Gabriel Puricelli, licenciado en Sociología, destacó en una reciente entrevista la importancia de la legitimidad en el proceso electoral: “La diferencia es tan pequeña que no es una elección fácil de aceptar. Aquí, se debe analizar hasta el último voto”. A pesar de los retos, subrayó que las autoridades electorales peruanas, especialmente la ONPE, cuentan con una sólida reputación que otorga legitimidad a los resultados. Sin embargo, Puricelli advirtió que este tipo de legitimidad podría ser solo momentánea, ya que la capacidad de gobernar se encuentra en juego, más allá del simple conteo de votos.
El recuento pone de manifiesto una polarización significativa en la nación. Ambos candidatos simbolizan posturas diversas, y el desafío de la gobernabilidad será fundamental para quien asuma la presidencia. A pesar de contar con un congreso menos fragmentado que el anterior, las dinámicas de poder político siguen complicando la estabilidad. Puricelli enfatiza que “hay una enorme fragmentación de la demanda política en la sociedad peruana”, resaltando la diversidad de preocupaciones que abarcan desde la seguridad hasta la educación.
Las tensiones territoriales son evidentes, con Sánchez profundamente arraigado en la región amazónica y la zona andina, mientras que Fujimori se mantiene fuerte en la capital, Lima. Esta división geográfica se agrega a la relevancia del voto en el exterior, que podría alterar el panorama electoral de manera significativa; el 5% de las preferencias de los votantes en el extranjero aún no se ha contabilizado, y su impacto pudiera ser decisivo.
Por otro lado, Puricelli trazó una analogía entre la situación electoral en Perú y la inestabilidad política de Italia en la posguerra, donde los gobiernos duraban en promedio 13 meses. Este contexto histórico resalta la tensión entre un crecimiento económico fuerte y un desarrollo social más bien mediocre. El dilema radica en que, aunque el Perú ha experimentado avances económicos desde 2009, no todos los sectores de la población se benefician de manera equitativa, creando una insatisfacción que alimenta la fragmentación política.
Finalmente, la falta de un sistema de partidos políticos sólidos y reconocidos se erige como uno de los mayores obstáculos a la gobernabilidad en Perú.

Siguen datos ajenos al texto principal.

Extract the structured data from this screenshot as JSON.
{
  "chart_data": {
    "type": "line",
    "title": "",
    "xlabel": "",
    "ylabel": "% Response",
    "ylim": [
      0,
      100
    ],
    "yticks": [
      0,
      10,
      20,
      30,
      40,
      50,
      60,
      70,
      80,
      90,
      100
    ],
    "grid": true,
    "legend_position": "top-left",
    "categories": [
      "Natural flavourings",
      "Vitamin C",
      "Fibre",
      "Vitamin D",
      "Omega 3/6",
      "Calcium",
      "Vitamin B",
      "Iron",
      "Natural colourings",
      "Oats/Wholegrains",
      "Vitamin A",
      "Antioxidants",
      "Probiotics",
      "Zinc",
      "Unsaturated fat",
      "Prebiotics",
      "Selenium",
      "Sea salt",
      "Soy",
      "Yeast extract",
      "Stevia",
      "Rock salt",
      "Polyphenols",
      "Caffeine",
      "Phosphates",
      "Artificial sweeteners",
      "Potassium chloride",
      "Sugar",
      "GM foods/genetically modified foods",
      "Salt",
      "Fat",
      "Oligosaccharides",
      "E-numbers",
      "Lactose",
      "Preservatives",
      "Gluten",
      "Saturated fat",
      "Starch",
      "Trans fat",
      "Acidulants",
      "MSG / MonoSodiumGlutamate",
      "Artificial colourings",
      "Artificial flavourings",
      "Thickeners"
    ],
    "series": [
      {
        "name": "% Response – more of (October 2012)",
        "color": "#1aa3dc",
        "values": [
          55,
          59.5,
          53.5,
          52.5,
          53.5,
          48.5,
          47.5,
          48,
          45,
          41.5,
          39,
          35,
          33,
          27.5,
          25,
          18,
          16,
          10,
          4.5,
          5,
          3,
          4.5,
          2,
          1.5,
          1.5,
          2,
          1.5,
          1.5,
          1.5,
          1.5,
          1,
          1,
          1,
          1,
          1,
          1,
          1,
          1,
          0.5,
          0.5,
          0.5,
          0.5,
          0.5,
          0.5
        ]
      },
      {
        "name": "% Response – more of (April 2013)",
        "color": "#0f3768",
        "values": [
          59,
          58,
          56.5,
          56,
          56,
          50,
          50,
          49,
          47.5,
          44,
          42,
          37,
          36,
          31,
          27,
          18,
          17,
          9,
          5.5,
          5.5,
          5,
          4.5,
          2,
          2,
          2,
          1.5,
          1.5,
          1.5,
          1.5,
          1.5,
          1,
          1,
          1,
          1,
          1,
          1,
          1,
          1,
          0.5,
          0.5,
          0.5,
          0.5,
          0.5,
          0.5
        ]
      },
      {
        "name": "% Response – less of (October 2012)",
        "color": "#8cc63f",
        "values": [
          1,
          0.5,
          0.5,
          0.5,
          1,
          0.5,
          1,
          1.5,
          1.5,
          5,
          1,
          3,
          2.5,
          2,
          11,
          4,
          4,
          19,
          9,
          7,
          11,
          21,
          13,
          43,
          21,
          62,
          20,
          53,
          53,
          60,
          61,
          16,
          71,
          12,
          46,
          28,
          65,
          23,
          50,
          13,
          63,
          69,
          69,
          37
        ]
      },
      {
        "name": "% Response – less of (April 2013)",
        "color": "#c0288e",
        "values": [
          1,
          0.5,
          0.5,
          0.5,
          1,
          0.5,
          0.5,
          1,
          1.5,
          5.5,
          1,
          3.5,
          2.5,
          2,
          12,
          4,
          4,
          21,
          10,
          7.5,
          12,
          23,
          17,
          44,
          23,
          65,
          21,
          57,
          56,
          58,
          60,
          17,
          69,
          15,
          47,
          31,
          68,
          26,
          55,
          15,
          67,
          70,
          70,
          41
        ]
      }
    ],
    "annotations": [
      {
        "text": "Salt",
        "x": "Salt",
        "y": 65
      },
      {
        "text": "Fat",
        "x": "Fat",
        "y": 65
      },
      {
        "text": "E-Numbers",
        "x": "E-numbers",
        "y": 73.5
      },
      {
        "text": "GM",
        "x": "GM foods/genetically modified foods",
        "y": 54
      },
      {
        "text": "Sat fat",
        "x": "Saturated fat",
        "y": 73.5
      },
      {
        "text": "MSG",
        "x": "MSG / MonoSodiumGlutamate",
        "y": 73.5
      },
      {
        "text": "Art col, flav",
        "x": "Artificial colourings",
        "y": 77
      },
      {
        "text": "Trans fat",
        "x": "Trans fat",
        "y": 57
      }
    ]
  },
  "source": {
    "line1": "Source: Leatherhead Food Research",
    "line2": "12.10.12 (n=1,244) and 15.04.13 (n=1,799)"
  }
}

En su análisis, Puricelli aclara: “Perú es un país que renueva su sistema de partidos a cada elección”, lo que ilustra un ciclo de inestabilidad que, si bien no es insalvable, plantea grandes retos para el futuro liderazgo del país.

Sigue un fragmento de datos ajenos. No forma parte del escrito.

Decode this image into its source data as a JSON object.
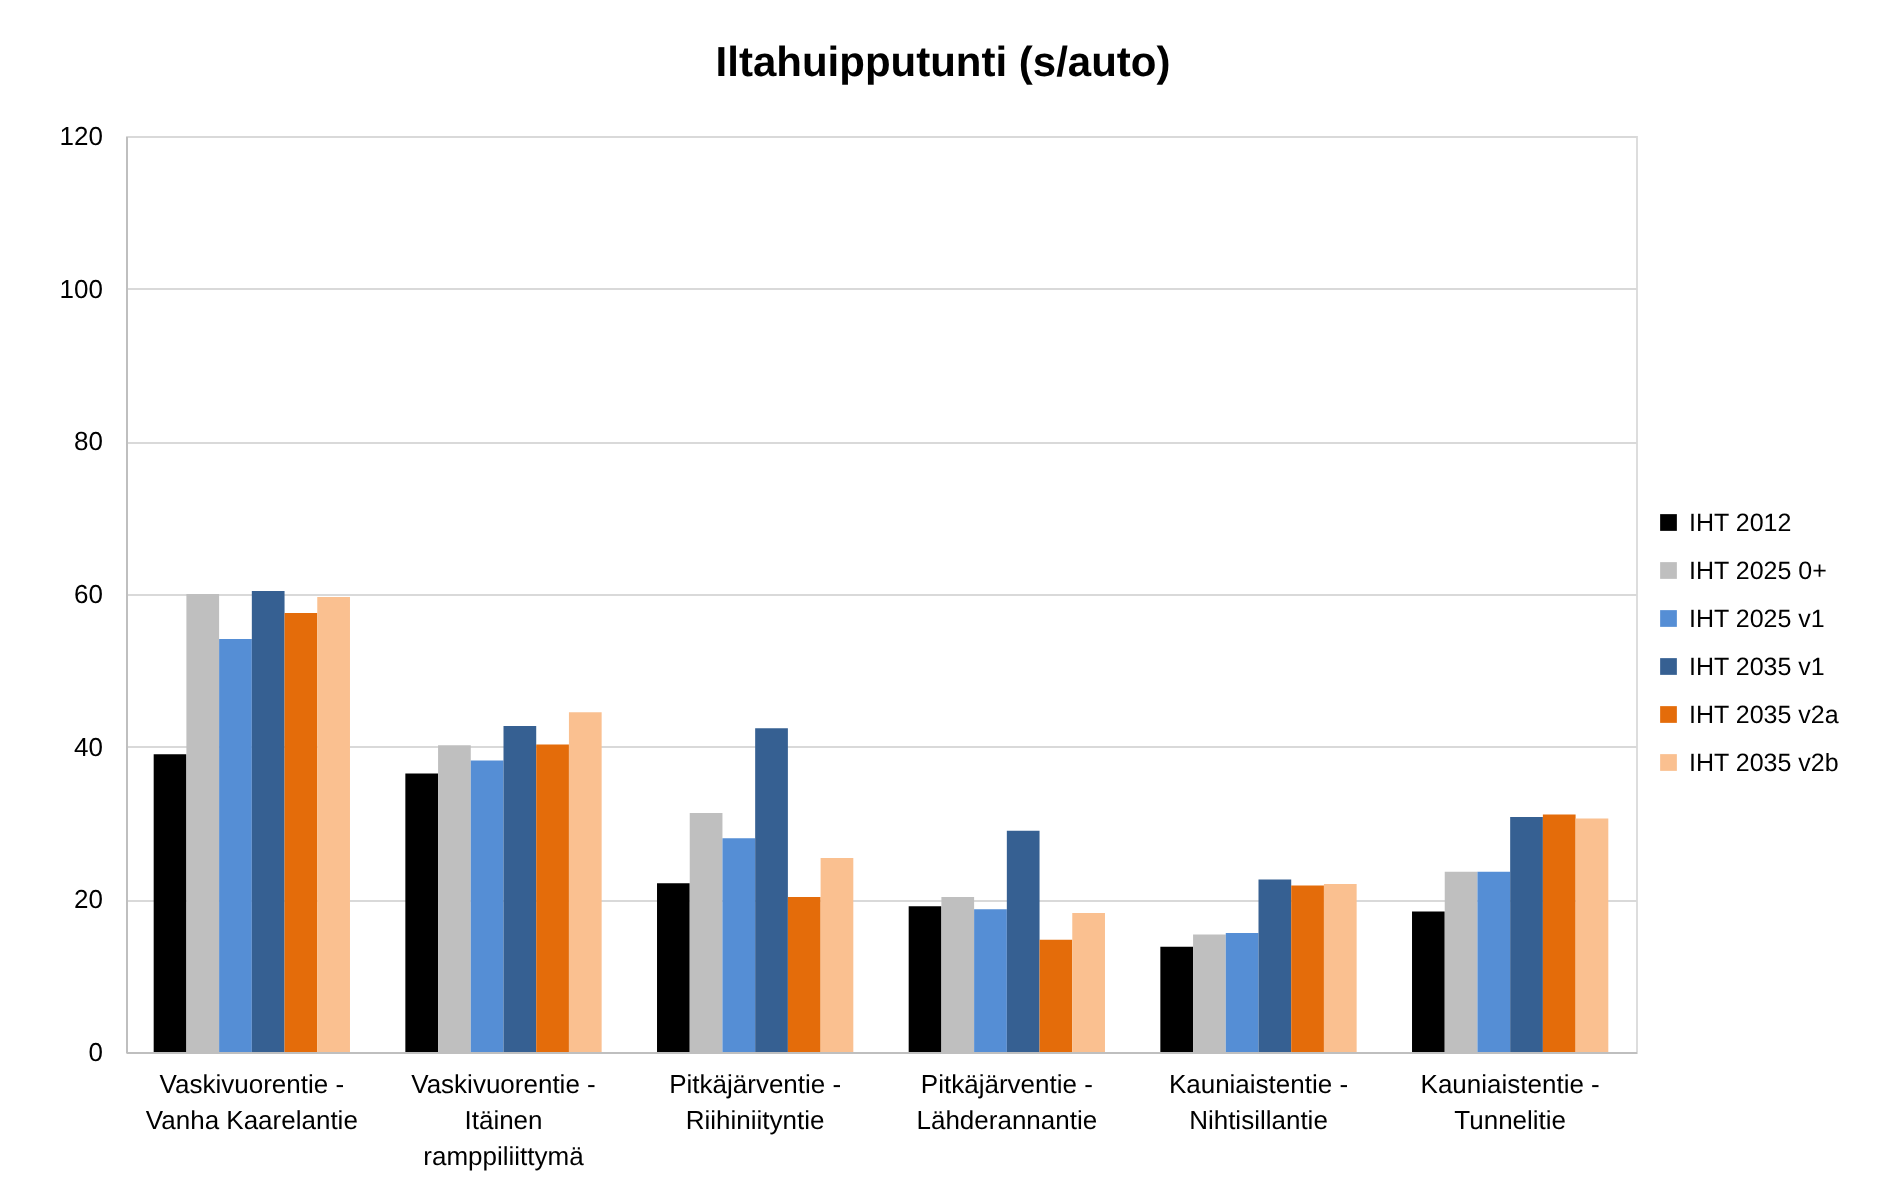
{
  "chart_data": {
    "type": "bar",
    "title": "Iltahuipputunti (s/auto)",
    "categories": [
      "Vaskivuorentie - Vanha Kaarelantie",
      "Vaskivuorentie - Itäinen ramppiliittymä",
      "Pitkäjärventie - Riihiniityntie",
      "Pitkäjärventie - Lähderannantie",
      "Kauniaistentie - Nihtisillantie",
      "Kauniaistentie - Tunnelitie"
    ],
    "series": [
      {
        "name": "IHT 2012",
        "color": "#000000",
        "values": [
          39.0,
          36.5,
          22.1,
          19.1,
          13.8,
          18.4
        ]
      },
      {
        "name": "IHT 2025 0+",
        "color": "#bfbfbf",
        "values": [
          60.0,
          40.2,
          31.3,
          20.3,
          15.4,
          23.6
        ]
      },
      {
        "name": "IHT 2025 v1",
        "color": "#558ed5",
        "values": [
          54.1,
          38.2,
          28.0,
          18.7,
          15.6,
          23.6
        ]
      },
      {
        "name": "IHT 2035 v1",
        "color": "#366092",
        "values": [
          60.4,
          42.7,
          42.4,
          29.0,
          22.6,
          30.8
        ]
      },
      {
        "name": "IHT 2035 v2a",
        "color": "#e46c0a",
        "values": [
          57.5,
          40.3,
          20.3,
          14.7,
          21.8,
          31.1
        ]
      },
      {
        "name": "IHT 2035 v2b",
        "color": "#fac090",
        "values": [
          59.6,
          44.5,
          25.4,
          18.2,
          22.0,
          30.6
        ]
      }
    ],
    "ylim": [
      0,
      120
    ],
    "yticks": [
      0,
      20,
      40,
      60,
      80,
      100,
      120
    ],
    "grid": "y",
    "legend": "right"
  }
}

A medida que los votos continúan siendo contados y la tensión en la política peruana se intensifica, se abre la puerta a interrogantes sobre el camino a seguir y las verdaderas implicancias de este balotaje. La atención del país y del mundo sigue fijada en cada decisión electoral, esperando un desenlace que no solo definirá al próximo presidente, sino que también influirá en la gobernabilidad y la cohesión social en Perú.